December 6, 2007

Philip Lee Roth

So I’ve been losing my head a little bit. A lot. Better now actually, but I go through these phases where I am increasingly apocalyptic. Wondering the point of it all when the earth’s going to melt. Especially wondering the point of writing fiction in this “climate.” There’s an extremely fascinating post at Reality Sandwich about what an artist is supposed to do with so many real-world problems coming to a head. Echoes many of my own sentiments.

Is writing overly graphic or depressing work just contributing to the malaise? Yes, I think, which is why I have no interest in seeing a movie like “No Country For Old Men,” which attempts to sicken people with fear. Yes, that is a clear reflection of the current zeitgeist, but adding more grist for the mill, and, in effect, turning it into entertainment, is counter productive. It helps, I think, George Bush, so that every time you read or see a little tidbit scaring you half to death, you’re reminded that once fear was entertaining. Also that humanity isn’t worth saving. That movie is further proof that Cormac McCarthy is a sadist, of both his characters and his audience.

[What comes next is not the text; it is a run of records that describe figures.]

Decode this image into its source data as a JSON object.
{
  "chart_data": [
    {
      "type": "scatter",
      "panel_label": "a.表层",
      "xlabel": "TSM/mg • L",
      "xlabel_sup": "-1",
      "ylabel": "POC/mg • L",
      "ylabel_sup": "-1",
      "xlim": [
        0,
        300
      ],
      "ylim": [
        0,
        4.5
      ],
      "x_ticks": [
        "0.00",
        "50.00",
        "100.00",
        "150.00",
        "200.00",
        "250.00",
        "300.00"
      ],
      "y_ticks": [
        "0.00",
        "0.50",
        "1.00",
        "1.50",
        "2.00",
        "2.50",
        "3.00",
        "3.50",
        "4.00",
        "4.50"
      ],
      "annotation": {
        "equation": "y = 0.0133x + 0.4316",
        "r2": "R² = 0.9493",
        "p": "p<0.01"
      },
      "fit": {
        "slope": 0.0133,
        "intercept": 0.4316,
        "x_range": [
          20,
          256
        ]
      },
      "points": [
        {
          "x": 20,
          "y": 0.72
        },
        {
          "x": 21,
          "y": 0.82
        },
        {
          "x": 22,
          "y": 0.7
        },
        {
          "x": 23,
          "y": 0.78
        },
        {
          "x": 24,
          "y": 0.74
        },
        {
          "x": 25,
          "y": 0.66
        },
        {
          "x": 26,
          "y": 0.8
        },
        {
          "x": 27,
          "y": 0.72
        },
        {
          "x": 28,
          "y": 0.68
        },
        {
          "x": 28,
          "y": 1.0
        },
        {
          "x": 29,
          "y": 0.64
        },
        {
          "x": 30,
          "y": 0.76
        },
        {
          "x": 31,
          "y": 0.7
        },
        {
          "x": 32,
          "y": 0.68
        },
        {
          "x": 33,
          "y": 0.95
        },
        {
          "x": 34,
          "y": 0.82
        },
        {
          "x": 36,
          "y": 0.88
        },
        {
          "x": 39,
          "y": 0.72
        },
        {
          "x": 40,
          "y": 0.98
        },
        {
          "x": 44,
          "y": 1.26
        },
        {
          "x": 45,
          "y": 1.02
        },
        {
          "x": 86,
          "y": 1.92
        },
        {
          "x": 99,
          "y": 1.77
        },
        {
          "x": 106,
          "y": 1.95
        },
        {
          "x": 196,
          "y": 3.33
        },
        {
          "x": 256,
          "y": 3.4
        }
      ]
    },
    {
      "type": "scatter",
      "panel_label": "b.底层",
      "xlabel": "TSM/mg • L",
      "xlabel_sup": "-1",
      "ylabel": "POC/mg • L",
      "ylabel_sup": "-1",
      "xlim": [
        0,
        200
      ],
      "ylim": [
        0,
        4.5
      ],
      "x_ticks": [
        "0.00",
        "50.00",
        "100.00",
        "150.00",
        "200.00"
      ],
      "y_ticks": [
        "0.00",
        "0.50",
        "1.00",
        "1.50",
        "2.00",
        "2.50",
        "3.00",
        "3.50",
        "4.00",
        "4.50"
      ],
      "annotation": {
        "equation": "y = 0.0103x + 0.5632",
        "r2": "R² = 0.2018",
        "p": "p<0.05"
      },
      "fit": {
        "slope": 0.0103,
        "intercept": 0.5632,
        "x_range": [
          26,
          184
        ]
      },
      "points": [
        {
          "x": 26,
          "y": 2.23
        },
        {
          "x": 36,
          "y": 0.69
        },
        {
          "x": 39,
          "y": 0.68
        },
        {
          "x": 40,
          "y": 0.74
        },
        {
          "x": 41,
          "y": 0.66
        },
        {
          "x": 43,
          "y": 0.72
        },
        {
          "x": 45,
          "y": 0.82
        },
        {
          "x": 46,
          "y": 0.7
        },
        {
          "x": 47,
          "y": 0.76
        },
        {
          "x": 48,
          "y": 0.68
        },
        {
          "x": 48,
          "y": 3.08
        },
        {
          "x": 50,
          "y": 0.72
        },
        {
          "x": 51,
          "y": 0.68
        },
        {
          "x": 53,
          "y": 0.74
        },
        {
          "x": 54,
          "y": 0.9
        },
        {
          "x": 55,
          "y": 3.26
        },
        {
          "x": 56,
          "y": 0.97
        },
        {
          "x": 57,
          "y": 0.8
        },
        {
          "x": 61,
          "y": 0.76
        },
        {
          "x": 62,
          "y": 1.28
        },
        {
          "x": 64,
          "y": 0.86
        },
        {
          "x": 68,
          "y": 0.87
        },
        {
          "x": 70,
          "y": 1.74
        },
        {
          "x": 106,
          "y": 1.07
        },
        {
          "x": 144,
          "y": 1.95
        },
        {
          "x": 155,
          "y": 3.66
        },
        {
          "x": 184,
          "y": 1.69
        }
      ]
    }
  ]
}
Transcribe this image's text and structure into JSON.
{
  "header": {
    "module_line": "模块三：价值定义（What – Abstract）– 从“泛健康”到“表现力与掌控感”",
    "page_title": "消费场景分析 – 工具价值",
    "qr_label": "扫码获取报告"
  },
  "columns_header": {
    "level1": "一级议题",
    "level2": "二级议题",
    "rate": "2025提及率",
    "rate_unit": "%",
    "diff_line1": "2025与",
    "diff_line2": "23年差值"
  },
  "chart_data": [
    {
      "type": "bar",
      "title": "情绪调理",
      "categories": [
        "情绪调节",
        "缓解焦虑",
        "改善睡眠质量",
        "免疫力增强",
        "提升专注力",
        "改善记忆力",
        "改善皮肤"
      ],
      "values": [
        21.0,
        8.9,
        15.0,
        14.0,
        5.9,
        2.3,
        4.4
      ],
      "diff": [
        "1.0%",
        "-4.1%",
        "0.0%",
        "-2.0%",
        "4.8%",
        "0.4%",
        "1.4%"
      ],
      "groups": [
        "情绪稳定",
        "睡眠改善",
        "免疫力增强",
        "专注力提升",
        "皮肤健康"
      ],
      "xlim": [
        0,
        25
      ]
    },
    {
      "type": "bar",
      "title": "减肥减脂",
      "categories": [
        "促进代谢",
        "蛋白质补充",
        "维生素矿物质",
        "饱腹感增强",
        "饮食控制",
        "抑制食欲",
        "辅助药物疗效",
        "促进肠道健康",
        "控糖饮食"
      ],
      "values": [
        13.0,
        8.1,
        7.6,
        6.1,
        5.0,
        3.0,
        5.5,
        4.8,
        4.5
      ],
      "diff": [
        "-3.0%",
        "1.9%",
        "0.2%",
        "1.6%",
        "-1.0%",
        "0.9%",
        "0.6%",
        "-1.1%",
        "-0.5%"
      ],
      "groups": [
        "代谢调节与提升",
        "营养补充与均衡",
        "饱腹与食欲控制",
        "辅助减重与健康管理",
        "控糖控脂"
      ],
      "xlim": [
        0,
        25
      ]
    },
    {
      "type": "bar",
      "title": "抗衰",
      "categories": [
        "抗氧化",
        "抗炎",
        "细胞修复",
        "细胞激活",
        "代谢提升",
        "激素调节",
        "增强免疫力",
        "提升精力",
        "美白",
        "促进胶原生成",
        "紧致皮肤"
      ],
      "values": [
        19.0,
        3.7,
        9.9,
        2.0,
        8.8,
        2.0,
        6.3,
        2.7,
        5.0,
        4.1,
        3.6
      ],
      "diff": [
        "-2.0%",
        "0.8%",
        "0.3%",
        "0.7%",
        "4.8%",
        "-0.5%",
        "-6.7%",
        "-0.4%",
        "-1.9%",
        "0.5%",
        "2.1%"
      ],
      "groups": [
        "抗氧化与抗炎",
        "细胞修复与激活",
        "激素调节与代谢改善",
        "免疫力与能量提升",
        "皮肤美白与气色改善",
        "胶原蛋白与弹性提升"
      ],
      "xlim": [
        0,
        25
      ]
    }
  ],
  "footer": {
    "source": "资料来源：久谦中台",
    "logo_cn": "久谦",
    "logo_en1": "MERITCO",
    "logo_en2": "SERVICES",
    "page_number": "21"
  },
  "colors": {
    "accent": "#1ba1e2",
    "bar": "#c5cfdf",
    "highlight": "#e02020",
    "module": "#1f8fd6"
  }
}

It was striking me on a by-second basis how stupid and misguided humanity is and the only way we’re going to save ourselves is a complete restructuring of how we operate. We’re still going to baseball games and movies like there’s no problem. I’ve read Pinchbeck call these “Weapons of Mass Distraction,” and it’s true, we’re being distracted until the game’s finally over. Incredible and baffling that we are living as we are, when so much proof shows that we should be doing otherwise. But I’m a prick: I don’t recycle because I think what the fuck’s it matter, one bottle isn’t going to do any good, we’ve got to change the entire human system. And that’s not going to happen, short of aliens giving as free energy technology, or a way to suck CO2 out of the air. Yes, I do hold on to this hope. I lost half my audience right there.

Then my wife calmed me down, saying, “Everybody dies, you can’t stop that. And you can’t stop the earth from dying as well.” Which is also true, and I realized that my despair for the “earth” was really just projected despair for my own self: anger and frustration that I’m sick (kidney problems) and I have to spend many hours of my time and creative muscle paying the bills. I’m obviously not a completely healthy person and I don’t know if I have decades in front of me and I have a lot I still want to do, so I rail at humanity’s sickness, when mostly what I’m concerned about is my own.

I’ve been souring on fiction. The industry, the output. I still love writing, but the thought of being a part of some literary culture does not appeal to me as it once did. Mainly because I look at other writing that’s successful and it moves me not at all. I have a theory that there’s one book that you should be reading at any one time, and that book will find you. Otherwise, for me, it’s like reading hieroglyphics. I pick up book after book and it doesn’t seem urgent enough. That’s no reason to quit writing, but it’s not exactly inspiring either. So I started working on a screenplay for a few reasons.

Mainly, movies reach more people. Skip back to that Reality Sandwich post. I still have this megalomaniacal desire to reach a lot of people, to change minds. Pinchbeck, for all his success, has sold something like 40,000 copies of 2012. I read somewhere else that Mark Danielewski’s most recent sold something like 20,000. That’s a major success in publishing...for a certain kind of writing. Pretty depressing, if you ask me. Am I in it for the love of art and pure self-expression? I wish that I could say I was. With the world as fucked-up as it is, maybe I can reach more people, the way people used to with fiction, through movies.

Also, I need to finally make some money as a writer, hopefully giving me more time to write fiction. It’s way easier to sell something to Hollywood than to New York. Hollywood pays more and buys stuff that it doesn’t get made into a movie. Publishers never buy something that they don’t print. It took me six weeks to write the script, it takes a year to write a novel, at least, and then there’s the whole wall that comes with trying to sell it. God, I wish the writer’s strike would end so the script could be sent out.

I feel I have to justify this because everything I’ve written comes from the point of view of a Hollywood-hating motherfucker. I don’t hate movies, whatsoever. I hate celebrity, there’s a wide gulf of difference. So I’m thinking screenwriting, I’m thinking music, fiction isn’t exciting me as much. I should just roll with my inspiration, and not feel despair about what I’m neglecting. That said, I managed to finish a story yesterday and send it out.

What’s the last book I read? This one:

crazyfromtheheat

David Lee Roth is a super-genius, and one of the least self-deprecating people on Planet Earth. Inspiring.